« Just Mercy » : on the basis of skin

affiche-just-mercyJohnny D est arrêté et condamné à mort pour le meurtre d’une jeune fille, sur la base du témoignage d’un malfrat emprisonné entre temps. Lorsque Bryan sort d’Harvard, il s’installe en Alabama et décide de devenir l’avocat du couloir de la mort…

Depuis States of Grace, qui était mon film préféré en 2014, j’ai mis beaucoup d’espoir dans le tandem Destin Cretton – Brie Larson. Le réalisateur et son actrice fétiche nous avaient offert en 2017 l’adaptation du Château de verre, touchante avec des prestations d’acteurs/trices (notamment les enfants) vraiment impressionnantes, même si le film m’a moins marqué que leur précédente collaboration.

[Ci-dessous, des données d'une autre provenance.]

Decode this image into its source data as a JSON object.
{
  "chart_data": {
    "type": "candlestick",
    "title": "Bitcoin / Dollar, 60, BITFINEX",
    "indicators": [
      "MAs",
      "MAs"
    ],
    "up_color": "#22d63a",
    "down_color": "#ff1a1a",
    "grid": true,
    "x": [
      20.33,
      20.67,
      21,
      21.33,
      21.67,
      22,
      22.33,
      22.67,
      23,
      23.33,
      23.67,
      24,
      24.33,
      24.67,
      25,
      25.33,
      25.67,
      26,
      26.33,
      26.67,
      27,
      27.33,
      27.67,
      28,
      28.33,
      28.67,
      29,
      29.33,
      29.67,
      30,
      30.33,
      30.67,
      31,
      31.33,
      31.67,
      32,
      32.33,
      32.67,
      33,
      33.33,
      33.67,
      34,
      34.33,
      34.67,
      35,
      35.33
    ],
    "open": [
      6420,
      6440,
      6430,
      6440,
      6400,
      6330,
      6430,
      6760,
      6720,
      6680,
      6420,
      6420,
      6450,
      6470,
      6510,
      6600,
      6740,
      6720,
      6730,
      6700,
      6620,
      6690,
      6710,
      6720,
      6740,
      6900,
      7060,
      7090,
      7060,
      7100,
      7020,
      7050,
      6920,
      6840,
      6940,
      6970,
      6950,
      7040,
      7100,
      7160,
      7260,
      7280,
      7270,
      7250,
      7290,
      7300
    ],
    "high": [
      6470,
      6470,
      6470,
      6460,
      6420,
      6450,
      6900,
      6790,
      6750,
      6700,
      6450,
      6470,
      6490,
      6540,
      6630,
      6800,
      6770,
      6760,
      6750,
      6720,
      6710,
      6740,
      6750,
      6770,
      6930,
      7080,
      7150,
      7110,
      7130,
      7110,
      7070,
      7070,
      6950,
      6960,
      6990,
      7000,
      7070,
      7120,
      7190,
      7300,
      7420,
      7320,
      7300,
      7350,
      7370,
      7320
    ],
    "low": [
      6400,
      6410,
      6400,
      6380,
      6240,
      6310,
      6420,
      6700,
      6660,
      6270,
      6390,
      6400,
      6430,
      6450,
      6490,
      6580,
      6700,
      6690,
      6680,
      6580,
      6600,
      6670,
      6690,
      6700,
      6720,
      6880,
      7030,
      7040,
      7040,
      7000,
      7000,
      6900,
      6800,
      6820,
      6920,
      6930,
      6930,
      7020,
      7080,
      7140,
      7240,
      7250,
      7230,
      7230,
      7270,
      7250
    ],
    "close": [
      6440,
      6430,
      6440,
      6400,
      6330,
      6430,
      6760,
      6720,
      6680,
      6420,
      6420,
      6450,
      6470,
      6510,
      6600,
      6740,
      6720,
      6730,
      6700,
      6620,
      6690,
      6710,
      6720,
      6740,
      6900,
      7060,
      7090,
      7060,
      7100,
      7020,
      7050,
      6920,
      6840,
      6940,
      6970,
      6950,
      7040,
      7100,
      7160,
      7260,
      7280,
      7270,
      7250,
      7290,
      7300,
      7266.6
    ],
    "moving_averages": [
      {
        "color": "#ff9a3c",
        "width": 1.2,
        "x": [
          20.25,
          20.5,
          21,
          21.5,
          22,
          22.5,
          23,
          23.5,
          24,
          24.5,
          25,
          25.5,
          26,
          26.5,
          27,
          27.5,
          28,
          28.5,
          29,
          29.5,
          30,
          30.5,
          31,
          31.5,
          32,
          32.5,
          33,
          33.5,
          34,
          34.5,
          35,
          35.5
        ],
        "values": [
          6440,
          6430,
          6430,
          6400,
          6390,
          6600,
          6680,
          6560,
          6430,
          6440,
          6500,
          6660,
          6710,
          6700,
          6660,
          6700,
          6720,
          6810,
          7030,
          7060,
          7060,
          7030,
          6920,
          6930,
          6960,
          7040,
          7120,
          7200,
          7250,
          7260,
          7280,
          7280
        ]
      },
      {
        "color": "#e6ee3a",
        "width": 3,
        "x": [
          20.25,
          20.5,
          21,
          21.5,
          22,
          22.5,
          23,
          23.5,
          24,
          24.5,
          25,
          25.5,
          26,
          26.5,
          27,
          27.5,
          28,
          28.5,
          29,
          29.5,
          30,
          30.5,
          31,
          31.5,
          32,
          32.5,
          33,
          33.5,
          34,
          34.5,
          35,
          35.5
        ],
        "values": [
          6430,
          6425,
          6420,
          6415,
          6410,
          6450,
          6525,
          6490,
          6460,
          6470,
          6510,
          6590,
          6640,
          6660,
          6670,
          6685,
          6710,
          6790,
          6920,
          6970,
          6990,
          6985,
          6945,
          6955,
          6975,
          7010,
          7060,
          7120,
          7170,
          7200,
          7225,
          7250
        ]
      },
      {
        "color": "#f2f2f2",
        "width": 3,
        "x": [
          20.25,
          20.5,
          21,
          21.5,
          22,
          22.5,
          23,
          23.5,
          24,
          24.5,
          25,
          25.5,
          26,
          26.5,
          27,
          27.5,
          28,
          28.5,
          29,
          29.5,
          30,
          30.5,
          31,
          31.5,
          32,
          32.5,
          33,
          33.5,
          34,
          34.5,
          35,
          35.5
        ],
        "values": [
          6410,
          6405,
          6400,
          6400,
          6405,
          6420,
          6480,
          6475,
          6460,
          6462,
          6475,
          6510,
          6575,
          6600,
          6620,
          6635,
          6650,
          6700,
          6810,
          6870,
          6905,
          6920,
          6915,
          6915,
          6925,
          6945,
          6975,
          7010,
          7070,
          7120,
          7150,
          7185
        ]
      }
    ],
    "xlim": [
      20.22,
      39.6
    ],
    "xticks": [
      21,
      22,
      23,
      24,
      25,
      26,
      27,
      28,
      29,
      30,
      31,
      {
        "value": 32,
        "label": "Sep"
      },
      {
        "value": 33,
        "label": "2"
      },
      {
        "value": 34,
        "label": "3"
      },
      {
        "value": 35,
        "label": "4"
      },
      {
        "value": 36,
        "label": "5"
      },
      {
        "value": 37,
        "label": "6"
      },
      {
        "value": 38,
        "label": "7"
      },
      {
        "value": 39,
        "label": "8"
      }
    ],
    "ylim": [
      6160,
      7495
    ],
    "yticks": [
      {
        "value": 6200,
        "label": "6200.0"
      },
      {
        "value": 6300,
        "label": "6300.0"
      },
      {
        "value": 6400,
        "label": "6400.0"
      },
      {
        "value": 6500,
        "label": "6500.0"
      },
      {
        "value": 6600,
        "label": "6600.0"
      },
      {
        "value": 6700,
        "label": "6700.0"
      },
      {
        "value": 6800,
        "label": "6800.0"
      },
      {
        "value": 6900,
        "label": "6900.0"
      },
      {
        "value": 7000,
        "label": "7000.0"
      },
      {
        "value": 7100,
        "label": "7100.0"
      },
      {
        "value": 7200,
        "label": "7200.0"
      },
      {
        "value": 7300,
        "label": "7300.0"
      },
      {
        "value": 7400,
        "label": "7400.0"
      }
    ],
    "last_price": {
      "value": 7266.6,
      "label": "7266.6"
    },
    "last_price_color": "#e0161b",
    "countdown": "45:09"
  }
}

Avec ce nouveau projet, Just Mercy, Destin Cretton relègue la talentueuse Brie Larson au second plan, et s’attaque à un sujet toujours social et tourné vers les opprimés, même si moins centré sur les problèmes familiaux. Ici, on est plus proche d’un Loving, puisqu’on suit le cas d’un procès réel qui a permis de faire évoluer le rapport de la justice aux personnes racisées.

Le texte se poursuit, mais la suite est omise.